Now, listen little children and you will hear the best part of the whole tale, and you won’t believe it but it’s the gosh durned truth.  The Rabbit managed to average 58 miles per gallon on the trip from Bakersfield to Belton.  That means my Rabbit had an actual range of 1,218 miles.  Let that sink in.  Oh and back then diesel was going for a buck and a quarter a gallon, so to drive the Rabbit to empty would cost $26.25, or 0.02 cents per mile.  Never, in the long and painful history of the human race, has there ever been a cheaper way to travel than my Rabbit!


I owned it for a couple more years, fixing up this and that, like new little hubcaps, drove nearly an hour to get them, wax and polish, some gauges, a radio.  But you know what, let’s be honest now in the harsh grim light of middle age, this car was a turd.  In the Texas summers it was miserable to drive, it rattled like a coffee can full of marbles at idle, was deathtrap slow, uncomfortable, smoky and smelly, and, in the end, I confess freely before men, disappointing.  It was almost the perfect car, if only.  Yeah, sure, it squeezed the miles out of a gallon of fuel, but man shall not live by MPGs alone.
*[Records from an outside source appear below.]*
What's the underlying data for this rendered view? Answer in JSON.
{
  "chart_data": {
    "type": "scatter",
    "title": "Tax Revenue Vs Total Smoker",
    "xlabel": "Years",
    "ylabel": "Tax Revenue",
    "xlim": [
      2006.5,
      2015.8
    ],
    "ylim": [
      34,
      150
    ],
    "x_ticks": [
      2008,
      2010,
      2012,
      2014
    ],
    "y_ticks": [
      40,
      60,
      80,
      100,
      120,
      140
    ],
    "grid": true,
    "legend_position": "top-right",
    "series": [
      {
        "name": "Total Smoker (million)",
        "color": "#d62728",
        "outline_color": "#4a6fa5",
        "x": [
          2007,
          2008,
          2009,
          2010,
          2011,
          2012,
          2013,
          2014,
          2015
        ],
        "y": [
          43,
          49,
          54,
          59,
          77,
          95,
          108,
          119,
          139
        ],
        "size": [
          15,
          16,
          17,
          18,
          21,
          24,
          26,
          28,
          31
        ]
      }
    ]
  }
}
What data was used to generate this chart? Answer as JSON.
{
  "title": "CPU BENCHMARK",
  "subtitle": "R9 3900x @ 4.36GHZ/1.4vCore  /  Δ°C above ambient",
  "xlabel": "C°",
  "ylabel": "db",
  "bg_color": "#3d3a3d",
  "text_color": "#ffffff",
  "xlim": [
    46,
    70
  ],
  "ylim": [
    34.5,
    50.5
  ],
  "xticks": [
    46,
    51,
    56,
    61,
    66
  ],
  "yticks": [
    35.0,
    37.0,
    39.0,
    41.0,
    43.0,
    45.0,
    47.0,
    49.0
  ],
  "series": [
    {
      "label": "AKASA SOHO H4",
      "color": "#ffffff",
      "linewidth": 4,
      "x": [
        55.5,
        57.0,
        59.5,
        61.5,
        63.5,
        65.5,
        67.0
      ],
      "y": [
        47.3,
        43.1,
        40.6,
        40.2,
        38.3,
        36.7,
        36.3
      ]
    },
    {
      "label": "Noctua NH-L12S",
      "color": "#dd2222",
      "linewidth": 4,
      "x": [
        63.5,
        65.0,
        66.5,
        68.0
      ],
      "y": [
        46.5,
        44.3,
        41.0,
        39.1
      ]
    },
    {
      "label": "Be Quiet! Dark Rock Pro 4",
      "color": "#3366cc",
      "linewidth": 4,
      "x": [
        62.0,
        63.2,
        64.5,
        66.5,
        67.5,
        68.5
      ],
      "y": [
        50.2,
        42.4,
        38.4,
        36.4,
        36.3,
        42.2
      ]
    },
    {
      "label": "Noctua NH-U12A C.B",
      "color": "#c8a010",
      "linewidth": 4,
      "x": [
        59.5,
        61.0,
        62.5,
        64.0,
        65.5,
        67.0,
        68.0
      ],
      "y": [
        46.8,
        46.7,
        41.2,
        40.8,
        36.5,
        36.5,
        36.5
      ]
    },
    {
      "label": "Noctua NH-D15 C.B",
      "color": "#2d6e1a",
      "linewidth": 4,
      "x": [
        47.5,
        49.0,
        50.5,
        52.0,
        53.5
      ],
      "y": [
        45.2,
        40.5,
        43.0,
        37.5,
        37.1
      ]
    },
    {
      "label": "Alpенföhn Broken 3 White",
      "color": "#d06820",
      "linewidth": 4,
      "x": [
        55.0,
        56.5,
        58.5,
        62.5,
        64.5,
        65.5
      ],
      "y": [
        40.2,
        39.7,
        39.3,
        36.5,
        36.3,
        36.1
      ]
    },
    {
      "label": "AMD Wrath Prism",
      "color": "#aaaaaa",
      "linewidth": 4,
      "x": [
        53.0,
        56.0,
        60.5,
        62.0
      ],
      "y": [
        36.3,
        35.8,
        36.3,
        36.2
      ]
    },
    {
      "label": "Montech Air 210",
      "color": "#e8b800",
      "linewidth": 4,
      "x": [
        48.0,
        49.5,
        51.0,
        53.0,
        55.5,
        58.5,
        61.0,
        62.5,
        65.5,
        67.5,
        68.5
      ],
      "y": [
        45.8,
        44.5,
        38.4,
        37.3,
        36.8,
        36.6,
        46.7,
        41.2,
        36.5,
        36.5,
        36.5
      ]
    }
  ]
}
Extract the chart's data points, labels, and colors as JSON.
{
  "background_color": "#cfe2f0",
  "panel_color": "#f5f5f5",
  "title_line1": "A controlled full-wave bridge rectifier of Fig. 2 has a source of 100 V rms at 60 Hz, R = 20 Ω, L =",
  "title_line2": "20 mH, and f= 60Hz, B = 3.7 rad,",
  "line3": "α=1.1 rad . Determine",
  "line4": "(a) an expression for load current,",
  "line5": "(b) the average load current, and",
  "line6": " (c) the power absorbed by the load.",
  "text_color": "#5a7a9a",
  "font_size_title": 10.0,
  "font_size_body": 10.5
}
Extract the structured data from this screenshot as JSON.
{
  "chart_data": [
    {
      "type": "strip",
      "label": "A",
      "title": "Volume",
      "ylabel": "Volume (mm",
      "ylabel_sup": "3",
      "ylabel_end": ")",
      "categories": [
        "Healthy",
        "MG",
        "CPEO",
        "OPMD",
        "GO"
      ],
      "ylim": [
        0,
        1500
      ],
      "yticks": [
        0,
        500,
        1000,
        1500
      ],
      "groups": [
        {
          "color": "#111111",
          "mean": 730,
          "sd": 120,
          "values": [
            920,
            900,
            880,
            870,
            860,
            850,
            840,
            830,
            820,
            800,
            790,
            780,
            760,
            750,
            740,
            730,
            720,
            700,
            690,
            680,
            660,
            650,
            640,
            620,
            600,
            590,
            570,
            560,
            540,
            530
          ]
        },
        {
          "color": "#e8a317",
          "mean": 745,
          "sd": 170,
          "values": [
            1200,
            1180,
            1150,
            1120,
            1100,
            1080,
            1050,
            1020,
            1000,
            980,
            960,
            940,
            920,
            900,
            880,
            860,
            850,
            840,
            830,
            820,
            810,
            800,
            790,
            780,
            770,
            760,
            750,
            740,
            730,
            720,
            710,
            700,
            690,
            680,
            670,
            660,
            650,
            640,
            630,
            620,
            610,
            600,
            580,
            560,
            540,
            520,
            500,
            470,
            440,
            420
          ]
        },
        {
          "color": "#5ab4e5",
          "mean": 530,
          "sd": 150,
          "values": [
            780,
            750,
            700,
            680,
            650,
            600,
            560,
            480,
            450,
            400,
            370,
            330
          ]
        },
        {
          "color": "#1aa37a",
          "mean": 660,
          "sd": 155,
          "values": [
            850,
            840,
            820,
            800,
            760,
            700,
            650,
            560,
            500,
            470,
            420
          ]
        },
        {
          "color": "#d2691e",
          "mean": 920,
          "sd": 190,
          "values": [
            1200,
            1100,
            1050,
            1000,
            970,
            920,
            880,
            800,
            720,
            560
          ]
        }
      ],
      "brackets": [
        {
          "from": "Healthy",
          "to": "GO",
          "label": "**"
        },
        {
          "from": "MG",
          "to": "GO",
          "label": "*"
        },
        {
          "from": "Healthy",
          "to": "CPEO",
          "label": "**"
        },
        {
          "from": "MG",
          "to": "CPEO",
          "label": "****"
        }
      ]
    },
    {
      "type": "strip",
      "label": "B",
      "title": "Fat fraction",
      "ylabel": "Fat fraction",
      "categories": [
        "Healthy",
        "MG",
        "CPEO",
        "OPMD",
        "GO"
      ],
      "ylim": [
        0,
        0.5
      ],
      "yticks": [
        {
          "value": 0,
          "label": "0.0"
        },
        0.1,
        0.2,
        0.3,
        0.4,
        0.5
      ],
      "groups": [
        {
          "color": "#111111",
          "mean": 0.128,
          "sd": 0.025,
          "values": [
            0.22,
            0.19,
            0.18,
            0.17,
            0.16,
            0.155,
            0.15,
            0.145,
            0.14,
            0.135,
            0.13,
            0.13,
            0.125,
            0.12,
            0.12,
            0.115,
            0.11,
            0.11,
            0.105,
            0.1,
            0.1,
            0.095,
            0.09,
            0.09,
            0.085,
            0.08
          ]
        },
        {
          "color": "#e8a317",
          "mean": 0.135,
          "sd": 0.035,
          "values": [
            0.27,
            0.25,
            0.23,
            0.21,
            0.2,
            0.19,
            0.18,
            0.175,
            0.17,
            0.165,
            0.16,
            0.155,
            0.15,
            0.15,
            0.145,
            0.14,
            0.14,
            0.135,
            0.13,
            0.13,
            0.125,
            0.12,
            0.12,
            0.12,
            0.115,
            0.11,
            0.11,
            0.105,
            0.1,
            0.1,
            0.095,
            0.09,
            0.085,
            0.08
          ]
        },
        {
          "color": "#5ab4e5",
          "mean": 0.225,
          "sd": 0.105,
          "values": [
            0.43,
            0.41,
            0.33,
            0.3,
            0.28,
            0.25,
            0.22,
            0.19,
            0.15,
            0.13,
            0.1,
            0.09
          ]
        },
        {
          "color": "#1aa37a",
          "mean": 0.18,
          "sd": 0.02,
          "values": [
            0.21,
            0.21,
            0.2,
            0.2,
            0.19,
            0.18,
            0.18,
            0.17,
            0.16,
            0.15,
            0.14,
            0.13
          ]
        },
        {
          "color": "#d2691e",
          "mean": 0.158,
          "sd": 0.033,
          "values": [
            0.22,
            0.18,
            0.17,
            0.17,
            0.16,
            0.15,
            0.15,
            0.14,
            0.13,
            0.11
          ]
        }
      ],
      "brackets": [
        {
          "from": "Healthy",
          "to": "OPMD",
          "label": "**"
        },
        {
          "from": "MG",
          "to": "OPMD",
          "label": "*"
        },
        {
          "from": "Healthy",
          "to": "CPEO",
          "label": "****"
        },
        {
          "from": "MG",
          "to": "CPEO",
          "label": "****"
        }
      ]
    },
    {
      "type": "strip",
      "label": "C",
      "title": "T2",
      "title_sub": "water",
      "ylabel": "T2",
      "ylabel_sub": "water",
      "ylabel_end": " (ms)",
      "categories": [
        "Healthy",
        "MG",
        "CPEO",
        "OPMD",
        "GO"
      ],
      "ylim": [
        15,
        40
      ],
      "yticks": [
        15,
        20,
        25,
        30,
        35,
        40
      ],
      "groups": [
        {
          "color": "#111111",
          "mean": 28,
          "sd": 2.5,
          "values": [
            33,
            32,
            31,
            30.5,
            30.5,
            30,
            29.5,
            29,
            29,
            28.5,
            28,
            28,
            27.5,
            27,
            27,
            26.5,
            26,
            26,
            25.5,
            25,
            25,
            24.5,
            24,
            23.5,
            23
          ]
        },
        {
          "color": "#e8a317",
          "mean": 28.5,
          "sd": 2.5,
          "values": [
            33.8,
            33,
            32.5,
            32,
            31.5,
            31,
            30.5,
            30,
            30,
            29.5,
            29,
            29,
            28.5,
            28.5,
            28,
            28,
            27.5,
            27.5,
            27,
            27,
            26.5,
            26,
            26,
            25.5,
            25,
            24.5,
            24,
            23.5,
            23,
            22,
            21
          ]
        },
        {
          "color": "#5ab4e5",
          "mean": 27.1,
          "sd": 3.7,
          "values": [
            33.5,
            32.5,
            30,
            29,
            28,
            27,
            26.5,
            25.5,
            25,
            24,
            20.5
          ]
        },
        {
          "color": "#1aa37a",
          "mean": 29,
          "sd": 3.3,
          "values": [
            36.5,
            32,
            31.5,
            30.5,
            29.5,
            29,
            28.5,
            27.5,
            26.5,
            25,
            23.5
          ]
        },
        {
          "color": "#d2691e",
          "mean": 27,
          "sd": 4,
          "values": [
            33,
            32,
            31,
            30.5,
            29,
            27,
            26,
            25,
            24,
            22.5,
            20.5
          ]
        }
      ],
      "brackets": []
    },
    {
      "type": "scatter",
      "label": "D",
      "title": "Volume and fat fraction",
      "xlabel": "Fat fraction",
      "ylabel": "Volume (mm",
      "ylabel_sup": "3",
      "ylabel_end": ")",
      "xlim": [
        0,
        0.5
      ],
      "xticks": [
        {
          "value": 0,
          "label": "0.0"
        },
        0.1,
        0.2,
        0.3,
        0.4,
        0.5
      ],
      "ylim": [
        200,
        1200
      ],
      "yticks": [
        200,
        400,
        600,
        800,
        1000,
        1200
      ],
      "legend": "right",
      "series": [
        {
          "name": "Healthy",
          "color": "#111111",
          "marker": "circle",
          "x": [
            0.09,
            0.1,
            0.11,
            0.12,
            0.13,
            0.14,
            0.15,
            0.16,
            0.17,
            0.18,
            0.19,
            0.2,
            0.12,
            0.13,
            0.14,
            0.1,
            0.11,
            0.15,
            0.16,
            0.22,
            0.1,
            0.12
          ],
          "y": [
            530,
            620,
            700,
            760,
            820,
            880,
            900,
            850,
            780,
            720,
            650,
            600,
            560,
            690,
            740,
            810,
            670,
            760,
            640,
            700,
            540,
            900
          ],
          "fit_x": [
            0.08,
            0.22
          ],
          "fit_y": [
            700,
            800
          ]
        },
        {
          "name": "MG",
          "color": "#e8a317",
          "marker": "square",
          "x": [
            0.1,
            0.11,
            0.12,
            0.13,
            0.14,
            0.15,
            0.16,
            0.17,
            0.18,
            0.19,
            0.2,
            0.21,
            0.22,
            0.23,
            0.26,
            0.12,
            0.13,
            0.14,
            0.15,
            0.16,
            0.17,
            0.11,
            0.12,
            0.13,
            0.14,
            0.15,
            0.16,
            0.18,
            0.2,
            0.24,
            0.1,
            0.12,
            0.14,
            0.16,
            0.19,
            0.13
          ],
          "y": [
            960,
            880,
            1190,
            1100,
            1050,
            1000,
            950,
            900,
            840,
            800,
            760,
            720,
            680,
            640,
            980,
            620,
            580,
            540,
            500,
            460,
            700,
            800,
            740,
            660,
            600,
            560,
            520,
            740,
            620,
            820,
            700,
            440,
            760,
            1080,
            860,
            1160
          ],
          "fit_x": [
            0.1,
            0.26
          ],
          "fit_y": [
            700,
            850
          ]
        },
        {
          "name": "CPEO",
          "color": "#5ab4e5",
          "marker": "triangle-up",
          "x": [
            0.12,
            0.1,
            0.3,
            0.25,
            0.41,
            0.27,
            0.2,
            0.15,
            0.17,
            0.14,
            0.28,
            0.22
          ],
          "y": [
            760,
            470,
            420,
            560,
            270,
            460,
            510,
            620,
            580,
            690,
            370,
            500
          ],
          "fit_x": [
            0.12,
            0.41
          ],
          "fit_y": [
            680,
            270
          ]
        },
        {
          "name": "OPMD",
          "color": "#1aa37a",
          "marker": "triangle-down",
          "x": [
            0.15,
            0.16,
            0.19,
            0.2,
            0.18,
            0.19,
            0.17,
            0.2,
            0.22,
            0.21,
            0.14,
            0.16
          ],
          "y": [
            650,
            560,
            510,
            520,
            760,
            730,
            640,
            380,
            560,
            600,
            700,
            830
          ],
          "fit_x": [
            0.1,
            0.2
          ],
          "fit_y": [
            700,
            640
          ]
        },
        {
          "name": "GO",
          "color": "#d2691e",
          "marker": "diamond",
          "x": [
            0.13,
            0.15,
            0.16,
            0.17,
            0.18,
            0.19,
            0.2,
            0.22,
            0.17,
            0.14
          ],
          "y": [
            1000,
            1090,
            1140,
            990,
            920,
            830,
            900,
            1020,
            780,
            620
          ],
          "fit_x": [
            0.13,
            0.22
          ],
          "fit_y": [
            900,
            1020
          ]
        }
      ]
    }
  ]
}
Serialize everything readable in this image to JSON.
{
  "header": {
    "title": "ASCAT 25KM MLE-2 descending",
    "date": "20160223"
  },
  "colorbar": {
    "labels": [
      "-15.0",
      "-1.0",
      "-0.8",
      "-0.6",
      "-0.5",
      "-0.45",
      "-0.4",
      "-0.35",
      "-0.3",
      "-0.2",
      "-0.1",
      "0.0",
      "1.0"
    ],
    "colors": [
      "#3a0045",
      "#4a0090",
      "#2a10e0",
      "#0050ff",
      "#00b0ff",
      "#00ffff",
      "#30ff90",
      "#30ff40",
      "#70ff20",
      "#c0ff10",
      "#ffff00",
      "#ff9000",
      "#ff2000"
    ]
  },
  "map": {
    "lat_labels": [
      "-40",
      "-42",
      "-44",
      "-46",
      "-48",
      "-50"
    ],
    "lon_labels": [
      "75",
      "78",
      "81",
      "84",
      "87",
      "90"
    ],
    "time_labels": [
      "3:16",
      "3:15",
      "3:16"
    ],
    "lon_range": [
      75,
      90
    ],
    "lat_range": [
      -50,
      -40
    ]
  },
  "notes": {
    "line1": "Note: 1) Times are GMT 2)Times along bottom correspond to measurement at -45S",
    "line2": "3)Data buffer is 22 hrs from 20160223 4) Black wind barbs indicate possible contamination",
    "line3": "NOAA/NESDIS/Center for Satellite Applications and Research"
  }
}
Owning the 79′ Rabbit never really felt this special.


So I sold it.

Got $750 bucks for it.  Ah well.

But I wasn’t done with diesel VW Rabbits.  See, if only it had AC, if only it had four doors, if only it had power brakes, if only it had cloth seats, if only, if only, if only.  All I needed to do was find a Rabbit with these features and all would be well with my soul.